Doch dann kam Daniel_K. Dieser User hatte auf eigene Faust modifizierte Treiber programmiert, mit denen - potzblitz - plötzlich auch die Creative-treiberseitig nicht für Vista geeigneten alten Soundkarten wieder Vista-tauglich waren - ein klarer Fall von Serviceleistung, die Creative, trotz gegenteiliger treuherziger Beteuerungen in den Foren, aus recht durchsichtigen Gründen nicht bereitstellen wollte. Der Grundtenor der Webgemeinde: Hier muss mal wieder ein Nutzer selber einspringen, um die Faulheit/Unfähigkeit der Hersteller auszugleichen, die ihre Kunden als Melkkühe betrachten. Nichts Besonderes also im weltweiten Netz der Kaufdinge.

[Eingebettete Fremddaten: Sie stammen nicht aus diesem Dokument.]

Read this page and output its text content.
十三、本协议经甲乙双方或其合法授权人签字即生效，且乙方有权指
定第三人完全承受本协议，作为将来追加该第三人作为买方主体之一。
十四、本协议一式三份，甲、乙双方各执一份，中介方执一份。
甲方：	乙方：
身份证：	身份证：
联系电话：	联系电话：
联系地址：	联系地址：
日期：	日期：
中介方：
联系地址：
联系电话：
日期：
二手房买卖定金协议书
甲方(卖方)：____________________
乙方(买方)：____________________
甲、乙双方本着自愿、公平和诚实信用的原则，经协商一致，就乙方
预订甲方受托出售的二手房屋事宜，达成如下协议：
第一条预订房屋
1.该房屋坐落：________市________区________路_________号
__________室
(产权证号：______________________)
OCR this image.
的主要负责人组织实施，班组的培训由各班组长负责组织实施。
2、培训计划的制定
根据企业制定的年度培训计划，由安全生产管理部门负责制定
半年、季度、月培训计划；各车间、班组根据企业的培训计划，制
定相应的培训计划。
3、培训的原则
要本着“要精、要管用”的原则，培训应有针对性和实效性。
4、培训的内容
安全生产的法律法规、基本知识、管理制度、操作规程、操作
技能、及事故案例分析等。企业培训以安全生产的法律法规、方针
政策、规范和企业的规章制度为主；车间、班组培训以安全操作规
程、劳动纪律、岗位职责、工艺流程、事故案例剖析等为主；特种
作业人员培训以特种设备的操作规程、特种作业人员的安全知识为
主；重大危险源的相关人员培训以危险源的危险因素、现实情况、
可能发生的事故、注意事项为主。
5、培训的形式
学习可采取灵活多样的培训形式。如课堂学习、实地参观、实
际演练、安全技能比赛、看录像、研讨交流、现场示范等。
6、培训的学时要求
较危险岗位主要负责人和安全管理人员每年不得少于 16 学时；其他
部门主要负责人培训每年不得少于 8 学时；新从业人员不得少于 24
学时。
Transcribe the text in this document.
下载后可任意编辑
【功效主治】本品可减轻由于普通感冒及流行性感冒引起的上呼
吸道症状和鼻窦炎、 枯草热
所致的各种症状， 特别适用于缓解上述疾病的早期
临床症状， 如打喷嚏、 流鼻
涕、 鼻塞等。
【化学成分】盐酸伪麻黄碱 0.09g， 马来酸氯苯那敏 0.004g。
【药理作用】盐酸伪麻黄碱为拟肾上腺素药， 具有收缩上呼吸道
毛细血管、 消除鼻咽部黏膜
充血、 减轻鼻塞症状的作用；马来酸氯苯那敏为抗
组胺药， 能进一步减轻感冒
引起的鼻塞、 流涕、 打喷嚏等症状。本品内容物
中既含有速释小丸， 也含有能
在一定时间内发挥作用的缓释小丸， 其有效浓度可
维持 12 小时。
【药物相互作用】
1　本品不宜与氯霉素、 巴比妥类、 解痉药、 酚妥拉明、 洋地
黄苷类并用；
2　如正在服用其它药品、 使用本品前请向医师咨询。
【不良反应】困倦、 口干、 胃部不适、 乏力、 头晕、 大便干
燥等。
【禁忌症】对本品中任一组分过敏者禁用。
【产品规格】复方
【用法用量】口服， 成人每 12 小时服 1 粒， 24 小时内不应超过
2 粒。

Bis letzten Freitag, als Creative-Vice President Phil O'Shaughnessy im Forum unverhohlen mit rechtlichen Schritten drohte , falls Daniel_K die userfreundlichen Treiber weiterhin anbieten würde - geistiges Eigentum, Verfügungsrechte über die eigenen Patente und das Recht, sich auszusuchen, auf welcher Software die jeweilige Hardware laufen dürfe, waren die vom businesstechnischen Standpunkt aus recht einleuchtenden Argumente gegen die kundenfreundliche Variante von Daniel-Ks Treiberupdates. Mit einem Post im Forum streckte Daniel_K die Waffen. Doch wie's heutzutage so üblich ist, lässt sich Derartiges nicht gut verheimlichen. Seit Freitag hat der Kundenprotest im Netz in zahllosen Foren und Blogs , aber auch bei Einzelhändlern derartige Ausmaße angenommen, dass montags Herrn O'Shaughnessy wohl kurz die Kinnlade runterklappte. Boycottcreative.com ist hier nur die Spitze des Eisbergs, angeblich hat sogar eine große US-Elektronikkette wegen massiver Kundenproteste bereits zahlreiche Creative-Produkte aus dem Sortiment entfernt.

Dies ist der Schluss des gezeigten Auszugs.